W razie ewentualnych ograniczeń dostaw gazu na Białoruś Gazprom będzie nadal dostarczał gaz do Europy Zachodniej - zapewnił w piątek rzecznik koncernu Siergiej Kuprijanow. Dzień wcześniej koncern zagroził Białorusi odcięciem dostaw na Białoruś, jeśli do 21 czerwca Mińsk nie ureguluje swoich rachunków.

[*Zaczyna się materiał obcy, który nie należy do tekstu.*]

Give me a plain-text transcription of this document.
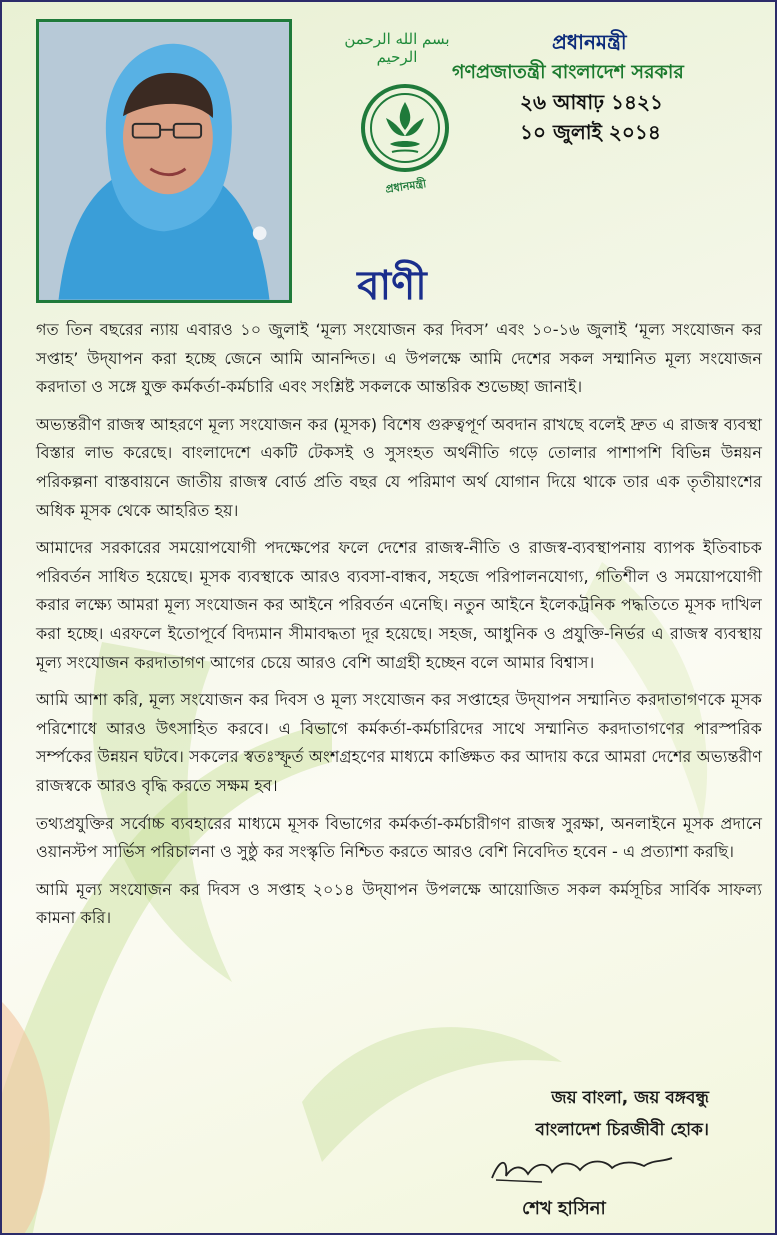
بسم الله الرحمن الرحيم
প্রধানমন্ত্রী
গণপ্রজাতন্ত্রী বাংলাদেশ সরকার
২৬ আষাঢ় ১৪২১
১০ জুলাই ২০১৪
প্রধানমন্ত্রী
বাণী

গত তিন বছরের ন্যায় এবারও ১০ জুলাই ‘মূল্য সংযোজন কর দিবস’ এবং ১০-১৬ জুলাই ‘মূল্য সংযোজন কর সপ্তাহ’ উদ্‌যাপন করা হচ্ছে জেনে আমি আনন্দিত। এ উপলক্ষে আমি দেশের সকল সম্মানিত মূল্য সংযোজন করদাতা ও সঙ্গে যুক্ত কর্মকর্তা-কর্মচারি এবং সংশ্লিষ্ট সকলকে আন্তরিক শুভেচ্ছা জানাই।

অভ্যন্তরীণ রাজস্ব আহরণে মূল্য সংযোজন কর (মূসক) বিশেষ গুরুত্বপূর্ণ অবদান রাখছে বলেই দ্রুত এ রাজস্ব ব্যবস্থা বিস্তার লাভ করেছে। বাংলাদেশে একটি টেকসই ও সুসংহত অর্থনীতি গড়ে তোলার পাশাপশি বিভিন্ন উন্নয়ন পরিকল্পনা বাস্তবায়নে জাতীয় রাজস্ব বোর্ড প্রতি বছর যে পরিমাণ অর্থ যোগান দিয়ে থাকে তার এক তৃতীয়াংশের অধিক মূসক থেকে আহরিত হয়।

আমাদের সরকারের সময়োপযোগী পদক্ষেপের ফলে দেশের রাজস্ব-নীতি ও রাজস্ব-ব্যবস্থাপনায় ব্যাপক ইতিবাচক পরিবর্তন সাধিত হয়েছে। মূসক ব্যবস্থাকে আরও ব্যবসা-বান্ধব, সহজে পরিপালনযোগ্য, গতিশীল ও সময়োপযোগী করার লক্ষ্যে আমরা মূল্য সংযোজন কর আইনে পরিবর্তন এনেছি। নতুন আইনে ইলেকট্রনিক পদ্ধতিতে মূসক দাখিল করা হচ্ছে। এরফলে ইতোপূর্বে বিদ্যমান সীমাবদ্ধতা দূর হয়েছে। সহজ, আধুনিক ও প্রযুক্তি-নির্ভর এ রাজস্ব ব্যবস্থায় মূল্য সংযোজন করদাতাগণ আগের চেয়ে আরও বেশি আগ্রহী হচ্ছেন বলে আমার বিশ্বাস।

আমি আশা করি, মূল্য সংযোজন কর দিবস ও মূল্য সংযোজন কর সপ্তাহের উদ্‌যাপন সম্মানিত করদাতাগণকে মূসক পরিশোধে আরও উৎসাহিত করবে। এ বিভাগে কর্মকর্তা-কর্মচারিদের সাথে সম্মানিত করদাতাগণের পারস্পরিক সর্ম্পকের উন্নয়ন ঘটবে। সকলের স্বতঃস্ফূর্ত অংশগ্রহণের মাধ্যমে কাঙ্ক্ষিত কর আদায় করে আমরা দেশের অভ্যন্তরীণ রাজস্বকে আরও বৃদ্ধি করতে সক্ষম হব।

তথ্যপ্রযুক্তির সর্বোচ্চ ব্যবহারের মাধ্যমে মূসক বিভাগের কর্মকর্তা-কর্মচারীগণ রাজস্ব সুরক্ষা, অনলাইনে মূসক প্রদানে ওয়ানস্টপ সার্ভিস পরিচালনা ও সুষ্ঠু কর সংস্কৃতি নিশ্চিত করতে আরও বেশি নিবেদিত হবেন - এ প্রত্যাশা করছি।

আমি মূল্য সংযোজন কর দিবস ও সপ্তাহ ২০১৪ উদ্‌যাপন উপলক্ষে আয়োজিত সকল কর্মসূচির সার্বিক সাফল্য কামনা করি।

জয় বাংলা, জয় বঙ্গবন্ধু
বাংলাদেশ চিরজীবী হোক।
শেখ হাসিনা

Według Gazpromu, Mińsk zalega z płatnościami na łączną kwotę 192 milionów dolarów. Strona rosyjska twierdzi, że jej białoruski partner Biełtransgaz w 2010 roku systematycznie łamie warunki umowy z 2006 roku i nie uznaje podwyżki cen gazu, wprowadzonej na początku tego roku.

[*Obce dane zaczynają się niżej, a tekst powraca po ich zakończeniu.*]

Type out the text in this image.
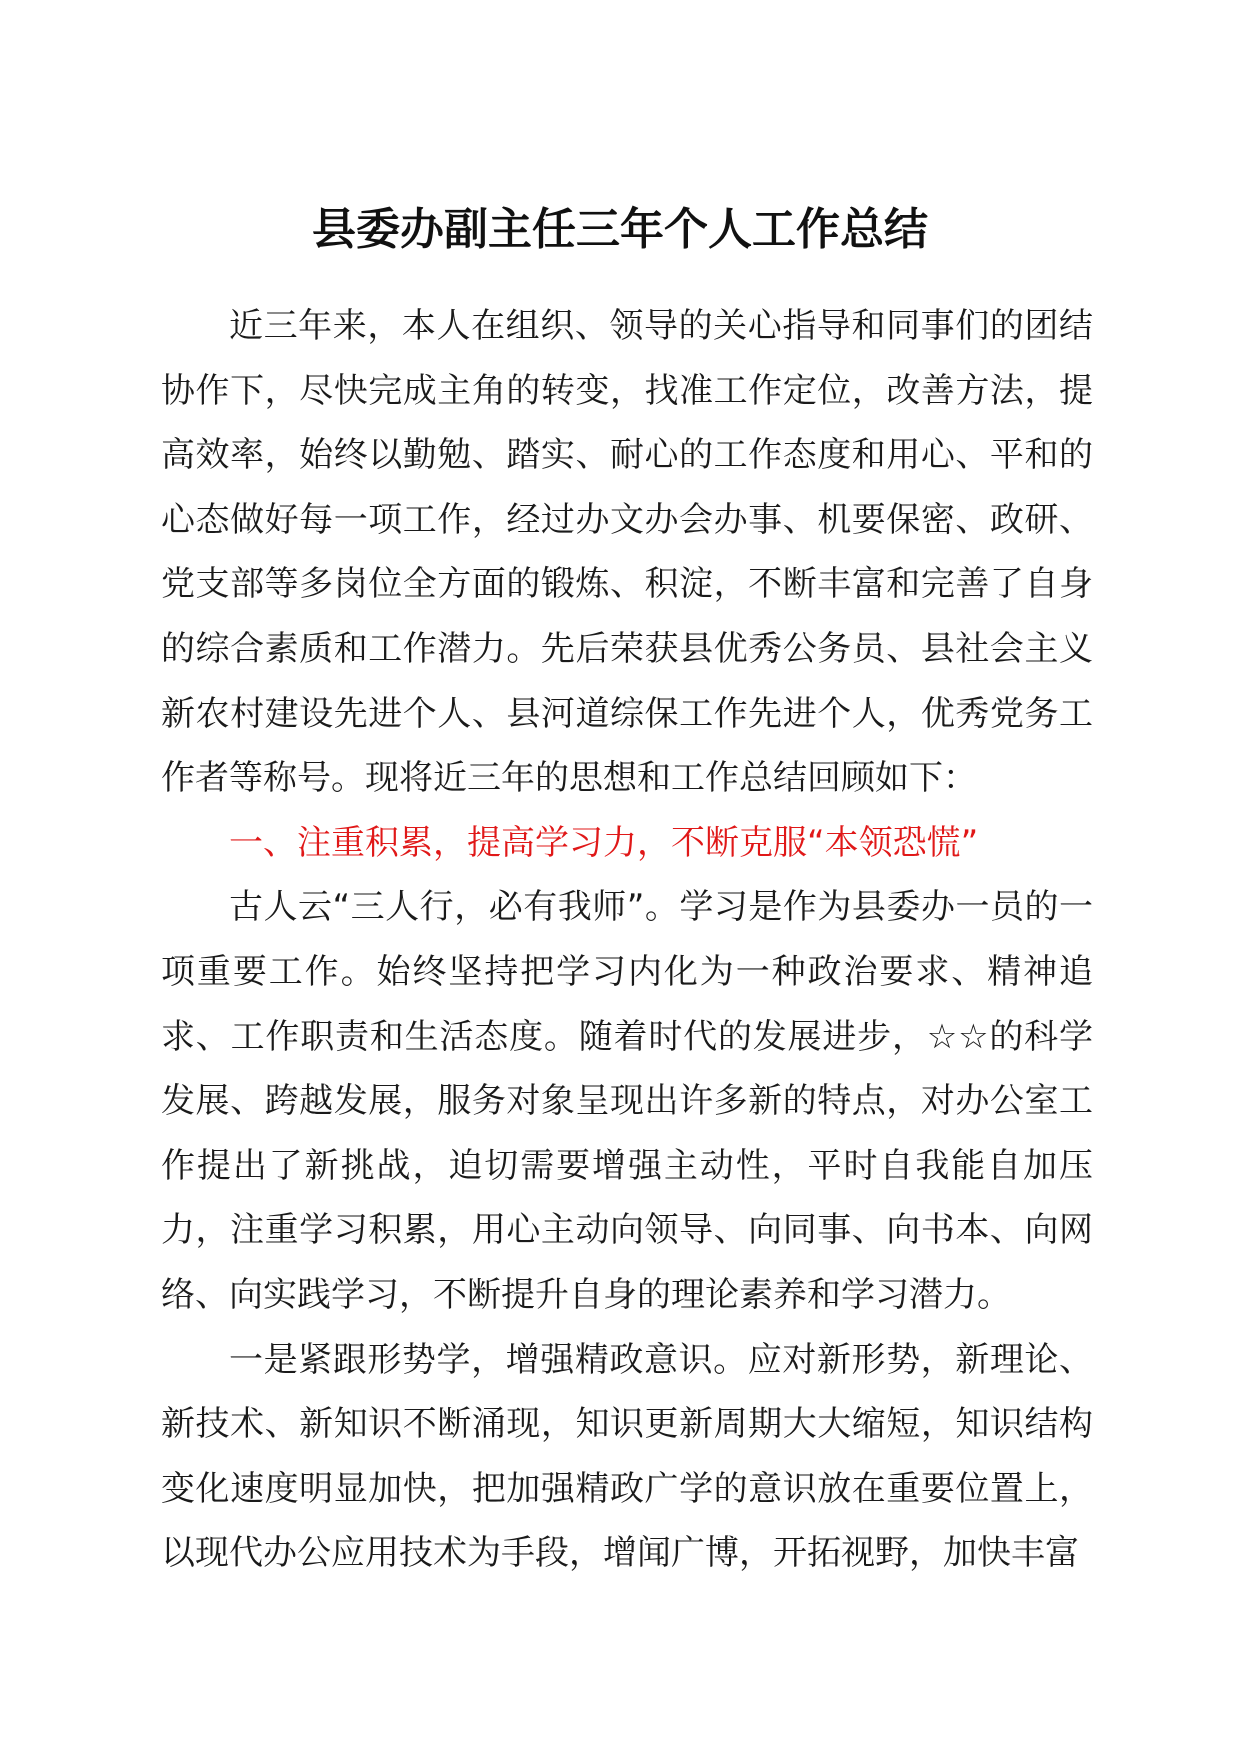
县委办副主任三年个人工作总结

近三年来，本人在组织、领导的关心指导和同事们的团结协作下，尽快完成主角的转变，找准工作定位，改善方法，提高效率，始终以勤勉、踏实、耐心的工作态度和用心、平和的心态做好每一项工作，经过办文办会办事、机要保密、政研、党支部等多岗位全方面的锻炼、积淀，不断丰富和完善了自身的综合素质和工作潜力。先后荣获县优秀公务员、县社会主义新农村建设先进个人、县河道综保工作先进个人，优秀党务工作者等称号。现将近三年的思想和工作总结回顾如下：

一、注重积累，提高学习力，不断克服“本领恐慌”

古人云“三人行，必有我师”。学习是作为县委办一员的一项重要工作。始终坚持把学习内化为一种政治要求、精神追求、工作职责和生活态度。随着时代的发展进步，☆☆的科学发展、跨越发展，服务对象呈现出许多新的特点，对办公室工作提出了新挑战，迫切需要增强主动性，平时自我能自加压力，注重学习积累，用心主动向领导、向同事、向书本、向网络、向实践学习，不断提升自身的理论素养和学习潜力。

一是紧跟形势学，增强精政意识。应对新形势，新理论、新技术、新知识不断涌现，知识更新周期大大缩短，知识结构变化速度明显加快，把加强精政广学的意识放在重要位置上，以现代办公应用技术为手段，增闻广博，开拓视野，加快丰富
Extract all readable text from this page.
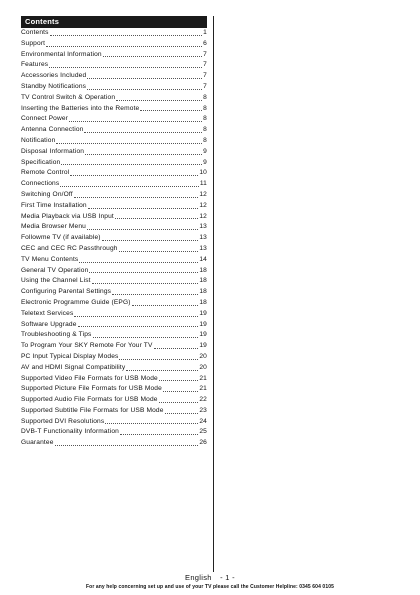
Contents
Contents	1
Support	6
Environmental Information	7
Features	7
Accessories Included	7
Standby Notifications	7
TV Control Switch & Operation	8
Inserting the Batteries into the Remote	8
Connect Power	8
Antenna Connection	8
Notification	8
Disposal Information	9
Specification	9
Remote Control	10
Connections	11
Switching On/Off	12
First Time Installation	12
Media Playback via USB Input	12
Media Browser Menu	13
Followme TV (if available)	13
CEC and CEC RC Passthrough	13
TV Menu Contents	14
General TV Operation	18
Using the Channel List	18
Configuring Parental Settings	18
Electronic Programme Guide (EPG)	18
Teletext Services	19
Software Upgrade	19
Troubleshooting & Tips	19
To Program Your SKY Remote For Your TV	19
PC Input Typical Display Modes	20
AV and HDMI Signal Compatibility	20
Supported Video File Formats for USB Mode	21
Supported Picture File Formats for USB Mode	21
Supported Audio File Formats for USB Mode	22
Supported Subtitle File Formats for USB Mode	23
Supported DVI Resolutions	24
DVB-T Functionality Information	25
Guarantee	26
English - 1 -
For any help concerning set up and use of your TV please call the Customer Helpline: 0345 604 0105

Białoruś przyznaje, że ma dług wobec Rosji. Jednak zdaniem Mińska dług ten wynosił 1 maja 132,6 mln dolarów.
Aleksiej Miller zapowiedział, że jeśli dług nie zostanie uregulowany, Gazprom od 21 czerwca będzie przesyłał Białorusinom tylko 15 procent dotychczasowych dostaw. Taka ilość ma być wystarczająca do utrzymania funkcjonalności systemu przesyłu gazu, ale nic ponad to.
Walka o Białoruskie rury
Gazprom już od kilku miesięcy stara się przejąć Biełtransgaz, firmę kontrolującą system przesyłowy gazu na Białorusi. Rosjanie wydali już 2,5 miliarda dolarów na akcje białoruskiej firmy, ale Kreml twierdzi, że zdecydowanie przepłacił i teraz stara się uzyskać korzystniejsze warunki na zakup pakietu kontrolnego.
Nie jest to też pierwszy raz, kiedy Rosja grozi Mińskowi przykręceniem gazowego kurka. Było już tak w 2007 roku. Wtedy konflikt toczył się o wyższą sumę - 450 mln USD. W odpowiedzi na ultimatum podobne do tego z czwartku, strona białoruska niemal natychmiast uregulowała zadłużenie.